View Full Version : [SOLVED] Advice for Software / Package Management

November 19th, 2010, 06:33 PM
Hi all.

I'm new to Ubuntu Server (though I have some experience with SUSE and Solaris) and I'm setting up a new server environment. I'd like some advice about the best way to manage software installation / configuration, given the setup I'm trying to achieve.

First a little background about the setup I'm planning: I intend to install Ubuntu 10.10 Server on a Dell PowerEdge 2950 that has hardware-based RAID 1 (2 physical disks). Using KVM, I then would like to install two guest servers (also Ubuntu 10.10 Server) on that host. One will be a LAMP server. The other will be a streaming media server (using Wowza Media Server). The media being served is on a fiber-attached SAN (EMC Clariion) if that matters.

My foremost question (as I already mentioned) is about software management. The documentation covers APT (APT-GET and APTITUDE), but I know there are other ways to go about it (from source, for instance). Can anyone with LAMP experience give me advice about the best way to manage software installation / upgrade? Is APT-GET the best way? By "best" I mean easiest to use for day-to-day upgrades, as well as robust enough to allow for further configuration. For example, I'm somewhat of a beginner when it comes to PHP installation/configuration. If I'm going to be installing extensions later (OCI8 and CURL for now, but probably more later) would I be better off installing AMP from source, or will APT-GET allow me all the flexibility I'll need to configure/tweak extensions and other add-ons for Apache, MySQL, and PHP?

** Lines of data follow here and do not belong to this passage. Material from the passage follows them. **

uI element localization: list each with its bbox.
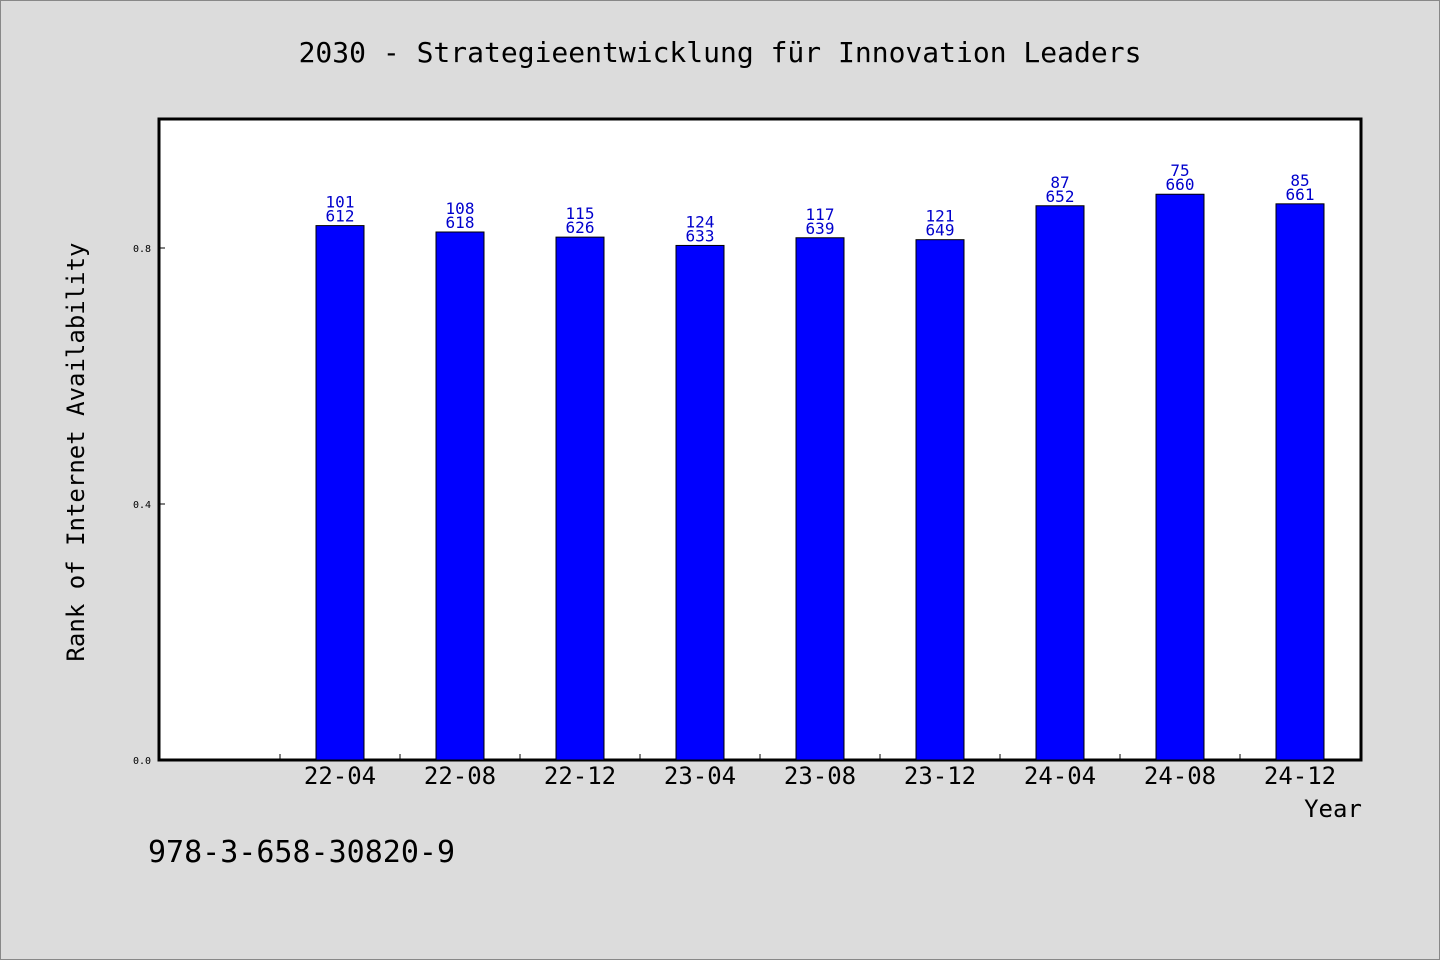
x-tick-label: 23-04 [664, 762, 736, 790]
x-tick-label: 22-04 [304, 762, 376, 790]
bar-label-bottom: 612 [326, 207, 355, 226]
x-tick-label: 24-08 [1144, 762, 1216, 790]
bar-label-top: 121 [926, 207, 955, 226]
bar-23-04 [675, 244, 725, 761]
bar-label-top: 87 [1050, 173, 1069, 192]
y-tick-label: 0.8 [133, 244, 151, 255]
bar-label-bottom: 618 [446, 213, 475, 232]
x-tick-label: 24-12 [1264, 762, 1336, 790]
bar-23-12 [915, 239, 965, 761]
bar-22-12 [555, 236, 605, 761]
bar-23-08 [795, 237, 845, 761]
x-tick-label: 22-12 [544, 762, 616, 790]
x-tick-label: 22-08 [424, 762, 496, 790]
y-tick-label: 0.4 [133, 500, 151, 511]
bar-label-top: 85 [1290, 171, 1309, 190]
bar-label-bottom: 639 [806, 219, 835, 238]
x-tick-label: 23-12 [904, 762, 976, 790]
bar-label-top: 75 [1170, 161, 1189, 180]
isbn-label: 978-3-658-30820-9 [148, 835, 455, 870]
bar-22-04 [315, 225, 365, 761]
bar-label-top: 108 [446, 199, 475, 218]
bar-label-top: 115 [566, 204, 595, 223]
bar-22-08 [435, 231, 485, 761]
bar-label-bottom: 652 [1046, 187, 1075, 206]
x-tick-label: 24-04 [1024, 762, 1096, 790]
bar-label-top: 124 [686, 212, 715, 231]
bar-label-top: 117 [806, 205, 835, 224]
bar-label-top: 101 [326, 193, 355, 212]
y-axis-label: Rank of Internet Availability [62, 242, 90, 661]
bar-24-04 [1035, 205, 1085, 761]
x-axis: 22-04 22-08 22-12 23-04 23-08 23-12 24-04 24-08… [279, 754, 1361, 790]
chart-title: 2030 - Strategieentwicklung für Innovati… [299, 36, 1142, 69]
y-axis: 0.0 0.4 0.8 [133, 244, 165, 767]
x-tick-label: 23-08 [784, 762, 856, 790]
bar-label-bottom: 660 [1166, 175, 1195, 194]
x-axis-label: Year [1304, 795, 1362, 823]
bar-24-08 [1155, 193, 1205, 761]
y-tick-label: 0.0 [133, 756, 151, 767]
bar-label-bottom: 633 [686, 226, 715, 245]
bar-label-bottom: 649 [926, 221, 955, 240]
bar-label-bottom: 661 [1286, 185, 1315, 204]
bar-label-bottom: 626 [566, 218, 595, 237]
bar-24-12 [1275, 203, 1325, 761]
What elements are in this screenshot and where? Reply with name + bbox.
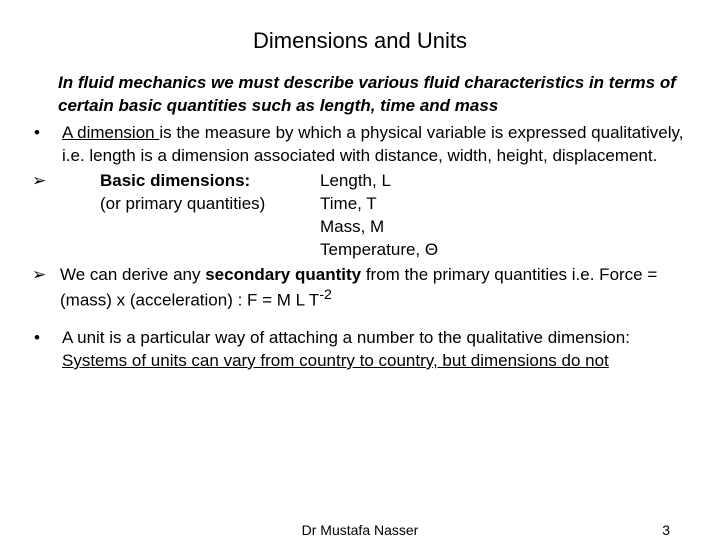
sec-part-b: secondary quantity [205,265,361,284]
footer-page-number: 3 [662,522,670,538]
arrow-marker-icon: ➢ [30,264,60,314]
unit-text: A unit is a particular way of attaching … [62,327,690,373]
bullet-dimension-text: A dimension is the measure by which a ph… [62,122,690,168]
arrow-marker-icon: ➢ [30,170,60,262]
unit-part-b: Systems of units can vary from country t… [62,351,609,370]
intro-text: In fluid mechanics we must describe vari… [58,72,690,118]
bullet-dimension: • A dimension is the measure by which a … [30,122,690,168]
slide-container: Dimensions and Units In fluid mechanics … [0,0,720,540]
dims-row-4: Temperature, Θ [100,239,690,262]
bullet-marker-icon: • [30,122,62,168]
dim-time: Time, T [320,193,690,216]
arrow-secondary: ➢ We can derive any secondary quantity f… [30,264,690,314]
dim-length: Length, L [320,170,690,193]
dims-row-1: Basic dimensions: Length, L [100,170,690,193]
spacer [30,315,690,327]
sec-exponent: -2 [319,287,332,303]
footer-author: Dr Mustafa Nasser [0,522,720,538]
dim-temperature: Temperature, Θ [320,239,690,262]
slide-title: Dimensions and Units [30,28,690,54]
dims-row-3: Mass, M [100,216,690,239]
unit-part-a: A unit is a particular way of attaching … [62,328,630,347]
dims-row-2: (or primary quantities) Time, T [100,193,690,216]
dims-empty-1 [100,216,320,239]
sec-part-a: We can derive any [60,265,205,284]
dimension-underline: A dimension [62,123,159,142]
basic-dims-block: Basic dimensions: Length, L (or primary … [60,170,690,262]
slide-body: In fluid mechanics we must describe vari… [30,72,690,373]
bullet-unit: • A unit is a particular way of attachin… [30,327,690,373]
dims-empty-2 [100,239,320,262]
secondary-text: We can derive any secondary quantity fro… [60,264,690,314]
arrow-basic-dims: ➢ Basic dimensions: Length, L (or primar… [30,170,690,262]
bullet-marker-icon: • [30,327,62,373]
basic-dims-sub: (or primary quantities) [100,193,320,216]
basic-dims-label: Basic dimensions: [100,170,320,193]
dim-mass: Mass, M [320,216,690,239]
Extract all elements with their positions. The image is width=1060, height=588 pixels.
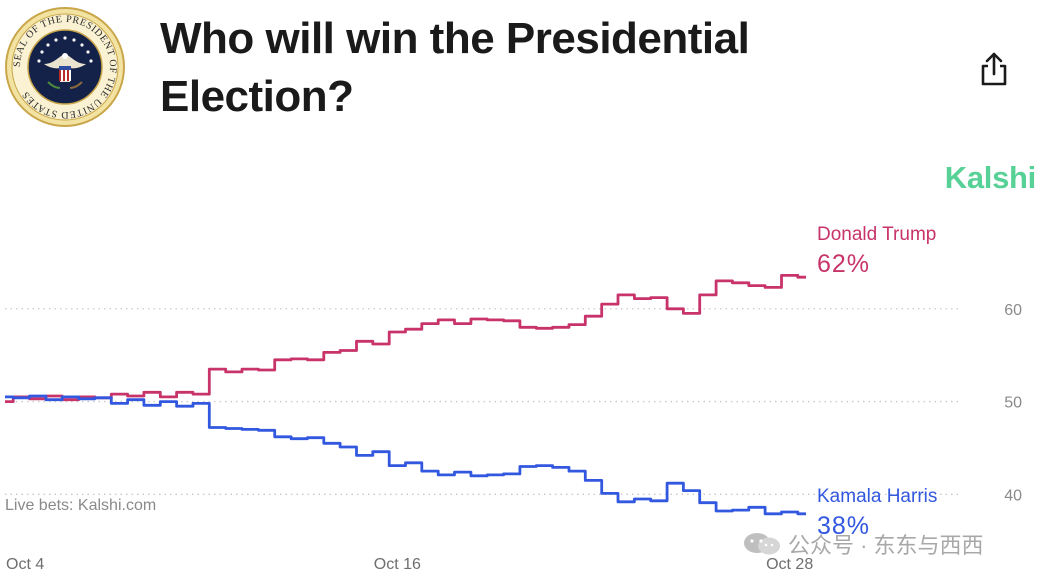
- y-tick-label: 40: [1004, 487, 1022, 504]
- series-name-label: Kamala Harris: [817, 486, 937, 507]
- series-line-harris[interactable]: [5, 394, 806, 516]
- series-layer: [5, 274, 806, 516]
- page-title: Who will win the Presidential Election?: [160, 10, 880, 126]
- series-percent-label: 38%: [817, 512, 870, 540]
- series-percent-label: 62%: [817, 250, 870, 278]
- watermark: 公众号 · 东东与西西: [742, 528, 984, 560]
- label-layer: Donald Trump 62% Kamala Harris 38%: [817, 224, 937, 540]
- wechat-icon: [742, 531, 782, 557]
- y-tick-label: 60: [1004, 302, 1022, 319]
- axis-layer: 60 50 40 Oct 4 Oct 16 Oct 28: [6, 302, 1022, 573]
- series-name-label: Donald Trump: [817, 224, 936, 245]
- kalshi-brand-logo: Kalshi: [944, 160, 1037, 195]
- grid-layer: [5, 308, 960, 495]
- x-tick-label: Oct 4: [6, 556, 44, 573]
- source-note: Live bets: Kalshi.com: [5, 497, 156, 514]
- x-tick-label: Oct 28: [766, 556, 813, 573]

Any other advice that may come to mind, given the setup, is certainly welcome.


November 19th, 2010, 07:12 PM
Hi there dcaunt, first of all welcome to the Ubuntu forums!

In regards to your concerns, apt-get is an extremely versatile program. I would advise reading the man pages on it so that you can become acquainted with all of its features and flexibility. apt-get is certainly the most straightforward and simple way to manage new installations and upgrades on your servers. In terms of flexibility, you are always able to add additional repositories to your software sources with a simple one line command

sudo add-apt-repository ppa:<repository-name>

or by editing your "/etc/apt/sources.list" file and adding the new repositories.

Adding additional repositories allows you greater control over the software available to you through apt-get, which provides the benefits of being able to update and upgrade all the software on your system simply by typing in

sudo apt-get update
sudo apt-get upgrade

If for any reason there is not a repository available for the software you need, you can install build-essential and your linux headers to build any additional programs you require from source. However since apt-get consolidates and simplifies your updates, it is highly recommended that you use that method when available.

I manage my file-server / minecraft server through SSH and apt-get and find it to be extremely straightforward and easy. If you have any questions, or want clarification (I know I went on a bit of a rant here), just let me know!

November 19th, 2010, 07:40 PM
Thanks, Zookalicious! I have one follow-up question to your explanation - I don't know if this is a PHP specific question, or if it would apply to most packages that require extensions/add-ons/etc. Let's say that I use APT-GET to install AMP, but somewhere down the road I need to install a PHP extension from source. The next time I upgrade PHP with APT-GET, will that blow away the extensions that I installed from source since the previous APT-GET upgrade?

November 19th, 2010, 07:48 PM
Generally speaking apt-get is intelligent enough to recognise that an application has been modified. When it tries to upgrade that program (AMP for instance) if it notices that you have patched it, it will automatically ignore that update and inform you that the program could not be upgraded. It should then offer to do a partial upgrade, which will get all of your other software up to date, but ignore the one that you made changes to.

The plus side to this is that you do not lose your patches, the downside is that once you have modified the application, you must manually update it, or reinstall it with apt-get, thus losing your patch. You obviously seem to have a firm grasp of the more manual side of things though, so I don't think that is a massive concern for you ;)

EDIT: Also often plugins and extentions are available through apt-get which will take care of them for you. To make your life easier, its always worth checking to see if you can install the extension you need this way first!

November 19th, 2010, 08:19 PM
Thanks again. I wouldn't have expected it to recognize changes, but that's a nice feature to have. I should have so few packages that might need manual patching, that it will be easy to remember when it comes time to upgrade. I'll just have to document the changes I make so that I can re-apply them after upgrading.